From a pt P (3,4) perpendicular PQ and PR are drawn to the line 3x+4y=7 anad a variable line y-1=m(x-7) , respectively , then maximum area of triangle PQR is

To find the maximum area of triangle PQR formed by point P(3, 4) and the perpendicular lines PQ and PR to the given lines, we need to analyze the geometric relationships involved. The area of a triangle can be calculated using the formula: Area = 0.5 × base × height. In this case, the base can be considered as the distance between the points where the perpendiculars intersect the lines, and the height is the distance from point P to the line formed by these intersections.

Understanding the Lines

First, let's rewrite the equations of the lines we are dealing with:

• The line 3x + 4y = 7 can be rearranged to the slope-intercept form: y = -\frac{3}{4}x + \frac{7}{4}.
• The variable line is given as y - 1 = m(x - 7), which can be expressed as y = mx - 7m + 1.

Finding the Perpendiculars

Next, we need to find the equations of the perpendicular lines from point P(3, 4) to each of these lines.
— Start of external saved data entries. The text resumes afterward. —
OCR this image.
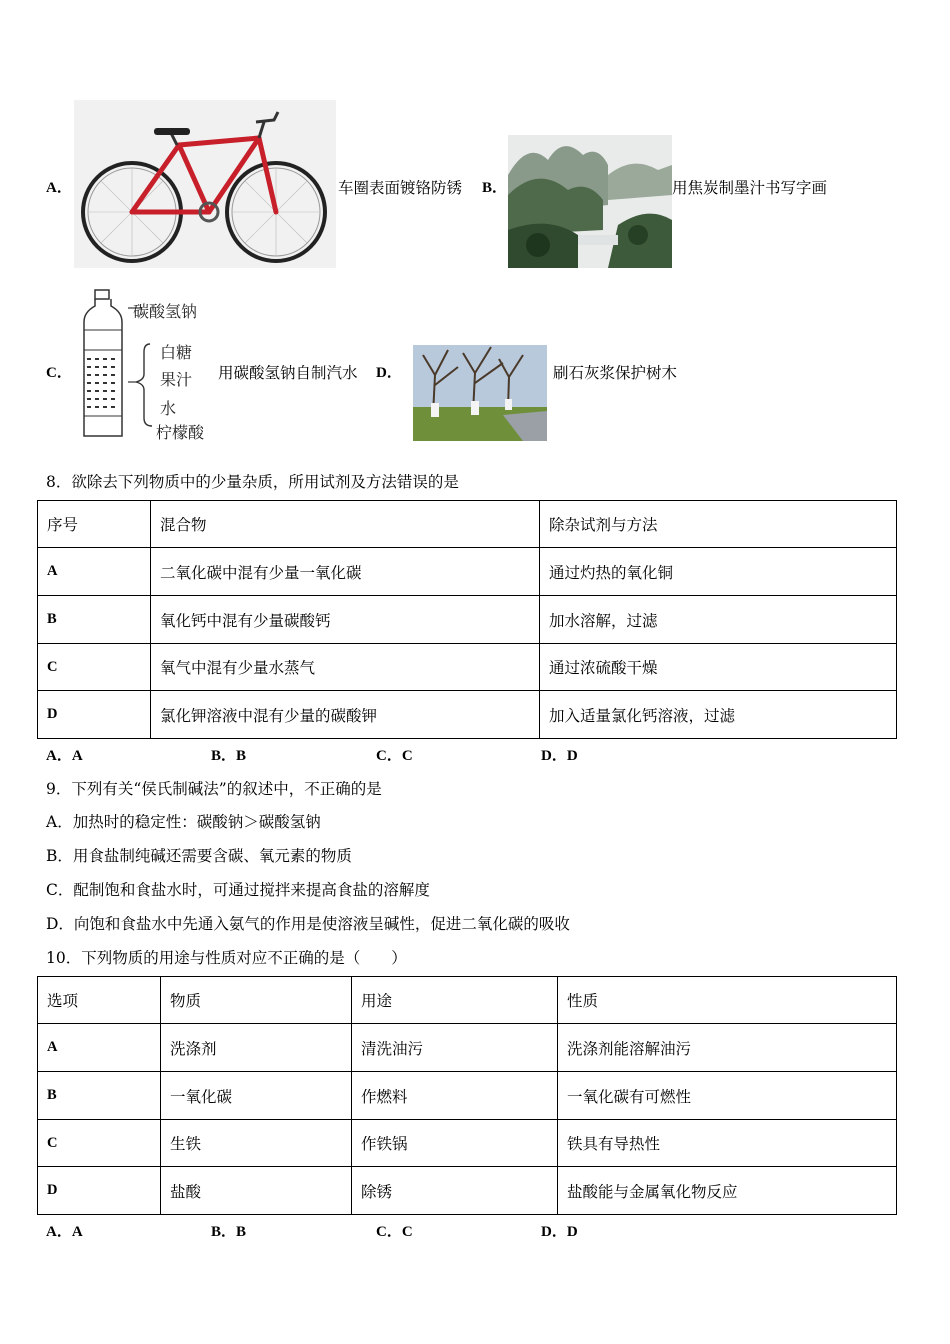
A．	车圈表面镀铬防锈 B．	用焦炭制墨汁书写字画
C．
碳酸氢钠
白糖
果汁
水
柠檬酸
用碳酸氢钠自制汽水 D．	刷石灰浆保护树木
8．欲除去下列物质中的少量杂质，所用试剂及方法错误的是
序号	混合物	除杂试剂与方法
A	二氧化碳中混有少量一氧化碳	通过灼热的氧化铜
B	氧化钙中混有少量碳酸钙	加水溶解，过滤
C	氧气中混有少量水蒸气	通过浓硫酸干燥
D	氯化钾溶液中混有少量的碳酸钾	加入适量氯化钙溶液，过滤
A．A	B．B	C．C	D．D
9．下列有关“侯氏制碱法”的叙述中，不正确的是
A．加热时的稳定性：碳酸钠＞碳酸氢钠
B．用食盐制纯碱还需要含碳、氧元素的物质
C．配制饱和食盐水时，可通过搅拌来提高食盐的溶解度
D．向饱和食盐水中先通入氨气的作用是使溶液呈碱性，促进二氧化碳的吸收
10．下列物质的用途与性质对应不正确的是（　　）
选项	物质	用途	性质
A	洗涤剂	清洗油污	洗涤剂能溶解油污
B	一氧化碳	作燃料	一氧化碳有可燃性
C	生铁	作铁锅	铁具有导热性
D	盐酸	除锈	盐酸能与金属氧化物反应
A．A	B．B	C．C	D．D
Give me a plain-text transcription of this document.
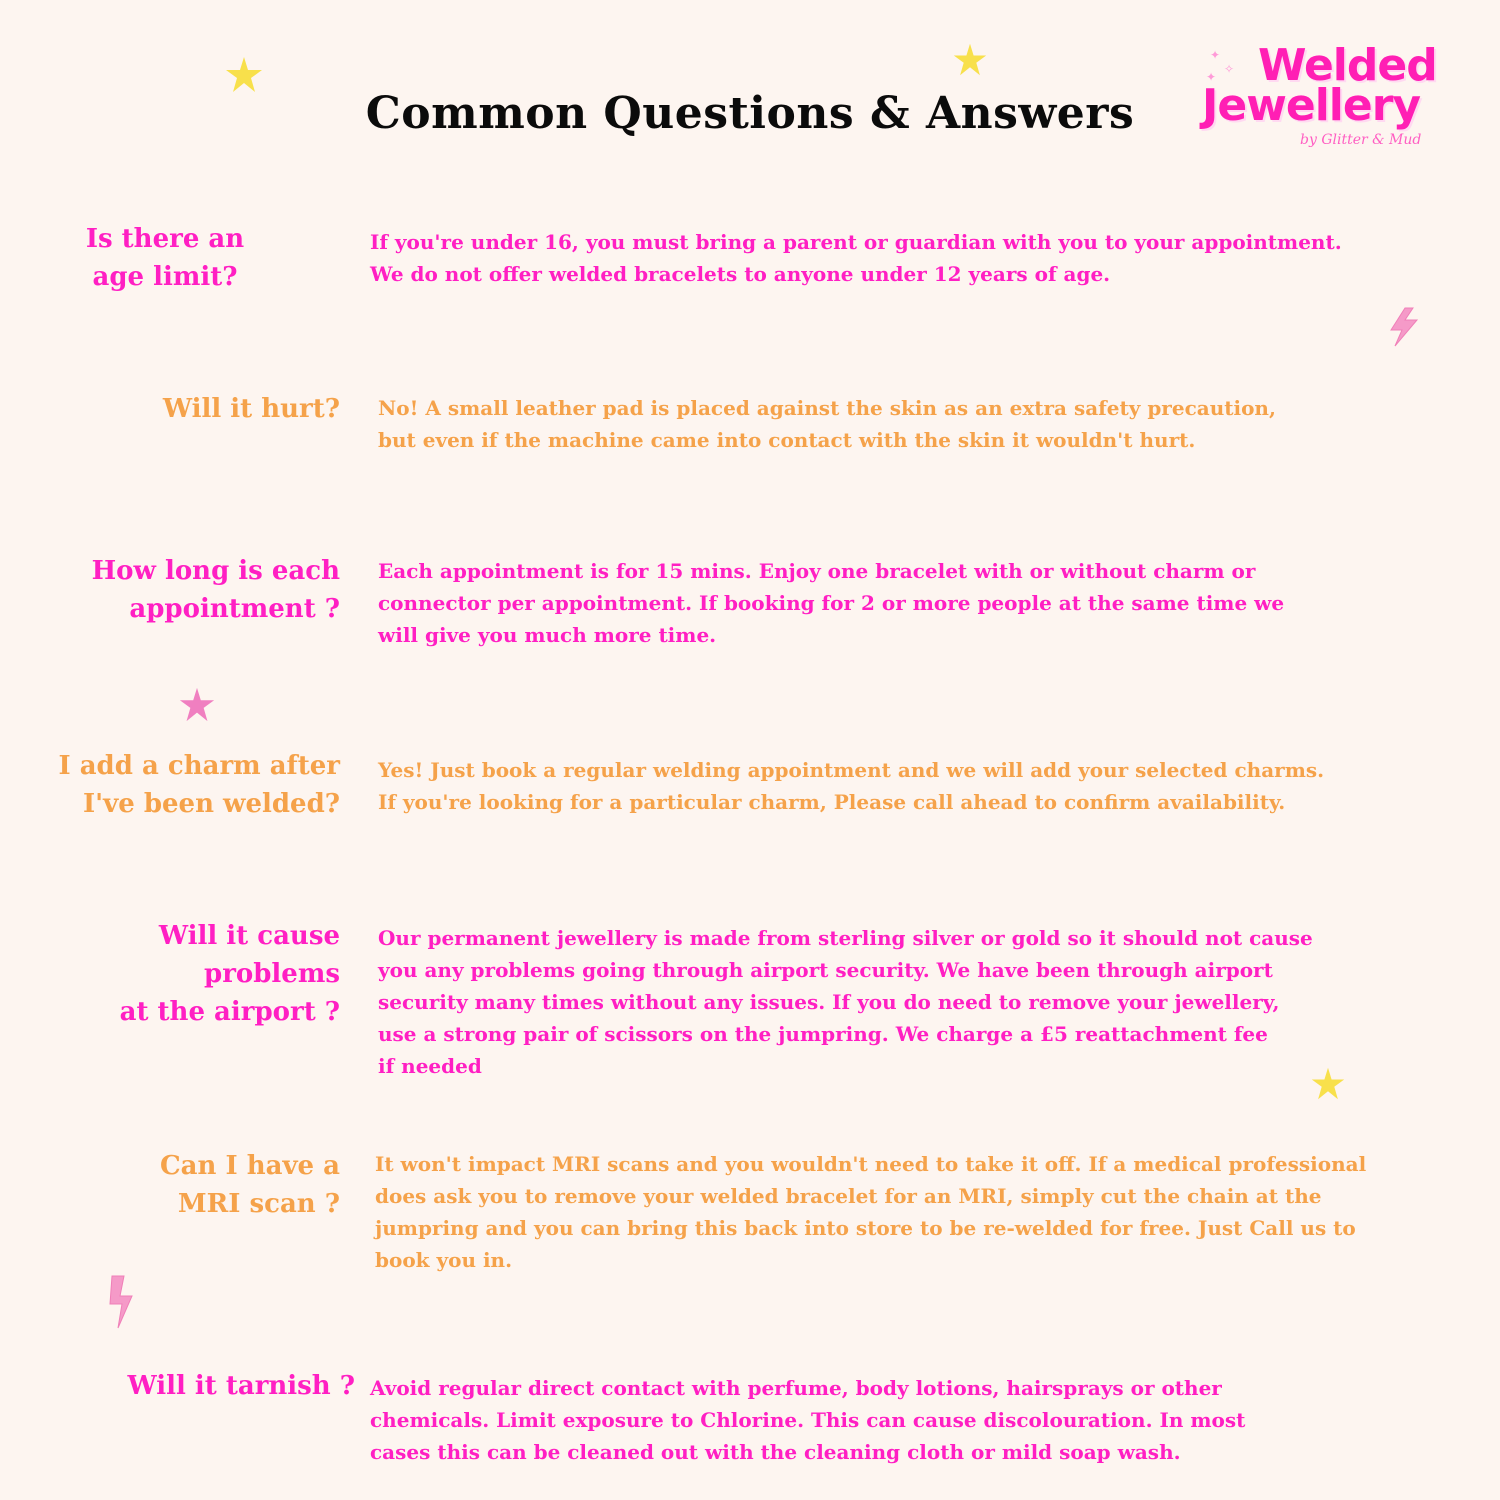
Common Questions & Answers
✦
✧
✦ Welded
Jewellery
by Glitter & Mud

Is there an
age limit?

If you're under 16, you must bring a parent or guardian with you to your appointment.
We do not offer welded bracelets to anyone under 12 years of age.

Will it hurt? No! A small leather pad is placed against the skin as an extra safety precaution,
but even if the machine came into contact with the skin it wouldn't hurt.

How long is each
appointment ?

Each appointment is for 15 mins. Enjoy one bracelet with or without charm or
connector per appointment. If booking for 2 or more people at the same time we
will give you much more time.

I add a charm after
I've been welded?

Yes! Just book a regular welding appointment and we will add your selected charms.
If you're looking for a particular charm, Please call ahead to confirm availability.

Will it cause
problems
at the airport ?

Our permanent jewellery is made from sterling silver or gold so it should not cause
you any problems going through airport security. We have been through airport
security many times without any issues. If you do need to remove your jewellery,
use a strong pair of scissors on the jumpring. We charge a £5 reattachment fee
if needed

Can I have a
MRI scan ?

It won't impact MRI scans and you wouldn't need to take it off. If a medical professional
does ask you to remove your welded bracelet for an MRI, simply cut the chain at the
jumpring and you can bring this back into store to be re-welded for free. Just Call us to
book you in.

Will it tarnish ? Avoid regular direct contact with perfume, body lotions, hairsprays or other
chemicals. Limit exposure to Chlorine. This can cause discolouration. In most
cases this can be cleaned out with the cleaning cloth or mild soap wash.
The slope of the line 3x + 4y = 7 is -3/4, so the slope of the perpendicular line PQ will be the negative reciprocal, which is 4/3. Thus, the equation of line PQ can be written as:

y - 4 = \frac{4}{3}(x - 3)

Intersection with the First Line

To find the intersection point Q of line PQ with the line 3x + 4y = 7, we substitute the equation of PQ into the line equation:

Substituting y from PQ into 3x + 4y = 7 gives:

3x + 4(4/3)(x - 3) = 7

Solving this will yield the coordinates of point Q.
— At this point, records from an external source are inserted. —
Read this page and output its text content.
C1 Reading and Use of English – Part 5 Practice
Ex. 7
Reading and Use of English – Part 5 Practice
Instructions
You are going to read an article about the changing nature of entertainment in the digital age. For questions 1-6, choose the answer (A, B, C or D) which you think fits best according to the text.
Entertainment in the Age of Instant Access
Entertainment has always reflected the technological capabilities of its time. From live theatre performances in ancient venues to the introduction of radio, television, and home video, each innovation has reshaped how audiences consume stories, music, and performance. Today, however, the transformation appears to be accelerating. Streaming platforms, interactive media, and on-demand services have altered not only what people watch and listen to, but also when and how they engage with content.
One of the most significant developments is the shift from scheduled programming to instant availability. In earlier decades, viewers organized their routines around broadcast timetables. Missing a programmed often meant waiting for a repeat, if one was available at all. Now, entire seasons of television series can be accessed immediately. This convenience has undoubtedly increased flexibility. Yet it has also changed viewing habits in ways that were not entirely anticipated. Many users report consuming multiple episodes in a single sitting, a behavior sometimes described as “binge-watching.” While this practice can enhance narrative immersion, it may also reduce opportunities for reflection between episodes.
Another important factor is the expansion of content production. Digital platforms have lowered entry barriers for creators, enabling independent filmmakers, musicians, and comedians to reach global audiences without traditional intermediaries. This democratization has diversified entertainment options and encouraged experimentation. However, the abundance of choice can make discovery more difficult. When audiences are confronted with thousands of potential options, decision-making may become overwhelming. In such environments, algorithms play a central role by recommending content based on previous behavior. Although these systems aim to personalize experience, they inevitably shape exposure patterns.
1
Finding the Second Perpendicular

For the second line y - 1 = m(x - 7), the slope is m, so the slope of the perpendicular line PR will be -1/m. The equation of line PR can be expressed as:

y - 4 = -\frac{1}{m}(x - 3)

Next, we find the intersection point R of line PR with the variable line by substituting the equation of PR into the equation of the variable line.
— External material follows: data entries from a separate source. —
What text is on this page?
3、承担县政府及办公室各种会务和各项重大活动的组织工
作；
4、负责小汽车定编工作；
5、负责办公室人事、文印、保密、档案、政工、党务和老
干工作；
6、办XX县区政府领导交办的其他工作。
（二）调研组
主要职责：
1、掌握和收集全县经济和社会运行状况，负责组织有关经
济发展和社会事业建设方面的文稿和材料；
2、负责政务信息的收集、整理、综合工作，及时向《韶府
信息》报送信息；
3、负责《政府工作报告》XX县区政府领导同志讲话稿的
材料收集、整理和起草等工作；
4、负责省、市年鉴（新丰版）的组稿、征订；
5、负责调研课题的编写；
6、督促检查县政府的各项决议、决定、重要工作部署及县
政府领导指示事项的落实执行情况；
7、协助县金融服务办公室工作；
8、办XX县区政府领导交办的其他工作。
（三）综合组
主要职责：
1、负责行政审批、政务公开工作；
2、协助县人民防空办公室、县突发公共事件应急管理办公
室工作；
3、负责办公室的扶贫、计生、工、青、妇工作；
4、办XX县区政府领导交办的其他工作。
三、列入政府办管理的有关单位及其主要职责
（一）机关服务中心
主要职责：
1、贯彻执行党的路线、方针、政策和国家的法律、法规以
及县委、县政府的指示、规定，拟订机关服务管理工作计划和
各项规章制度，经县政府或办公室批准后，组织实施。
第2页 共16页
Calculating the Area of Triangle PQR

Once we have the coordinates of points Q and R, we can calculate the area of triangle PQR using the formula:

Area = \frac{1}{2} | x_1(y_2 - y_3) + x_2(y_3 - y_1) + x_3(y_1 - y_2) |

where (x_1, y_1) are the coordinates of point P, (x_2, y_2) are the coordinates of point Q, and (x_3, y_3) are the coordinates of point R.

Maximizing the Area

To maximize the area, we can express the area as a function of the slope m and then find its maximum value using calculus. This involves taking the derivative of the area function with respect to m, setting it to zero, and solving for m to find critical points. Evaluating the area at these points will give us the maximum area of triangle PQR.

Final Thoughts

In summary, the problem involves geometric relationships and optimization techniques. By carefully calculating the intersections and applying the area formula, we can determine the maximum area of triangle PQR. This approach not only reinforces your understanding of geometry but also enhances your problem-solving skills in calculus and optimization.